«С госпожой… – говорил я ему, – вы забываете свои правила, забываете, что величию души нужно доверять только в крайнем случае». – «Неужели вы думаете, – отвечал он, – что в мире есть сердце, более родственное ей? Правда, за страстность, благодаря которой линия скал на горизонте в Полиньи напоминала мне разгневанную Леонору, я расплачиваюсь неудачей всех моих предприятий в жизни, неудачей, происходящей от недостатка терпеливой расчетливости и от безрассудств, совершенных под влиянием непосредственного впечатления». Мы видим тут что-то близкое к безумию.
Жизнь разделилась для Сальвиати на двухнедельные периоды, принимавшие окраску последней встречи, которой его удостоивали. Но я неоднократно замечал, что счастье, которым он бывал обязан приему, казавшемуся ему сравнительно менее холодным, ощущалось им гораздо менее остро, чем несчастье, причиненное суровым приемом[72]. Госпожа… бывала иногда неискренна с ним – вот два единственных соображения, которые я никогда не решался ему высказать. За вычетом того, что в его горестях было наиболее интимного и о чем он имел деликатность не говорить самым дорогим и вполне чуждым зависти друзьям, в каждом суровом приеме Леоноры он видел торжество прозаических и интригующих душ над душами прямыми и великодушными. Тогда он отчаивался в добродетели и особенно в славе. Он позволял себе высказывать своим друзьям только мысли, навеянные ему страстью, – правда, мысли эти были печальные, но они могли представить кое-какой интерес с философской точки зрения. Мне было любопытно наблюдать эту странную душу; обычно любовь-страсть встречается у людей, отличающихся наивностью в немецком стиле[73]. Сальвиати же принадлежал к числу самых твердых и самых умных людей, каких я когда-либо знал.

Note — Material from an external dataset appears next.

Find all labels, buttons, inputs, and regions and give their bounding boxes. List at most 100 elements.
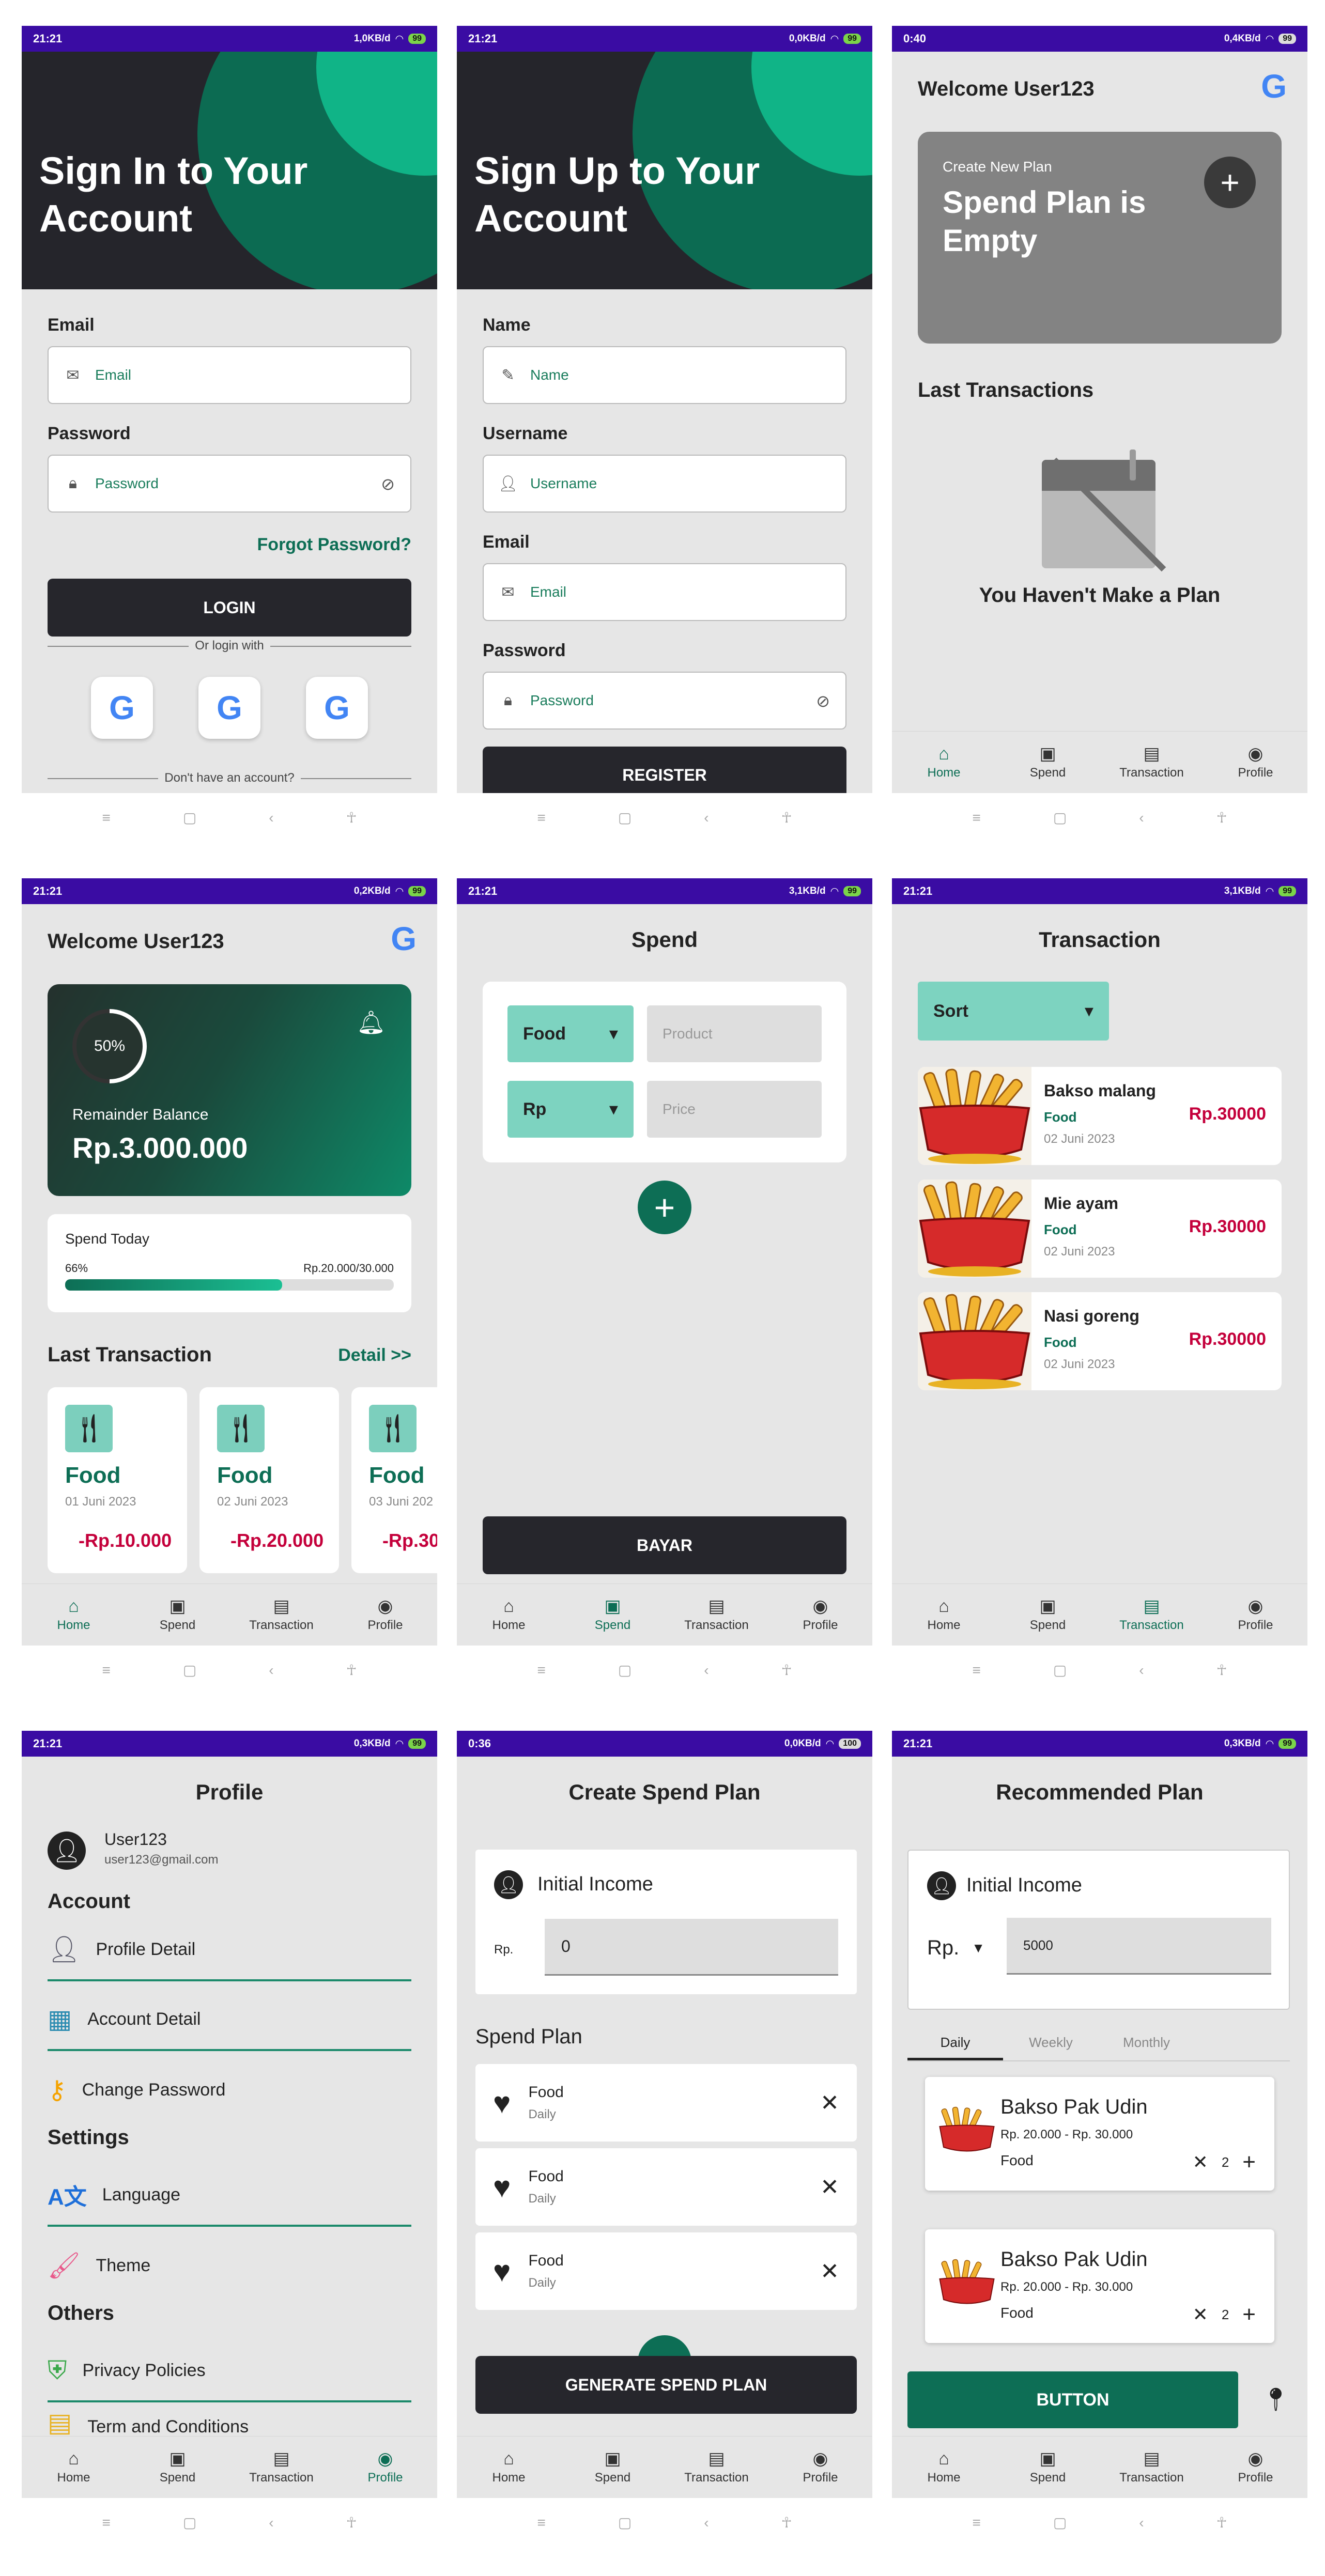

Мне кажется, что после этих суровых приемов он успокаивался только тогда, когда ему удавалось оправдать жестокость Леоноры. Пока он считал, что она, быть может, не права, мучая его, он чувствовал себя несчастным. Я никогда не поверил бы, что любовь настолько лишена тщеславия.
Он постоянно восхвалял нам любовь; «Если бы какая-нибудь сверхъестественная сила сказала мне: „Разбейте стекло у этих часов, и Леонора станет для вас тем, чем он была три года назад, равнодушной приятельницей“, – по правде говоря, я думаю, что не было такого момента в моей жизни, когда у меня хватило бы мужества разбить его». Я видел, что он сходит с ума, рассуждая так, и ни разу не решился высказать ему вышеупомянутые соображения.
Он прибавил: «Как Реформация Лютера в конце Средних веков, потрясшая общество до самого основания, обновила мир и перестроила его на разумных началах, так любовь обновляет и укрепляет благородную натуру.
Только тогда человек освобождается от всякого ребячества в жизни; без этого переворота в нем навсегда осталось бы что-то натянутое и театральное. Только полюбив, научился я проявлять известное величие души – до такой степени нелепо воспитание, получаемое нами в военных школах.
Хотя я и вел себя хорошо, я был всего лишь ребенком при дворе Наполеона и в Москве. Я исполнял свой долг, но мне была неведома героическая простота, которая является плодом полной и чистосердечной жертвы. Только за последний год, например, сердце мое постигло простоту римлян Тита Ливия. Прежде они казались мне холодными по сравнению с нашими блестящими полковниками. То, на что они были способны для своего Рима, я нахожу в моем сердце для Леоноры. Если бы, на мое счастье, я мог сделать что-нибудь для нее, моим первым желанием было бы скрыть это. Поведение Регулов и Дециев было чем-то заранее предначертанным, а потому не могло притязать на изумление. Прежде чем я полюбил, я был ничтожен именно потому, что испытывал иногда соблазн показаться самому себе великим; в этом было какое-то усилие, которое я ощущал и за которое хвалил себя.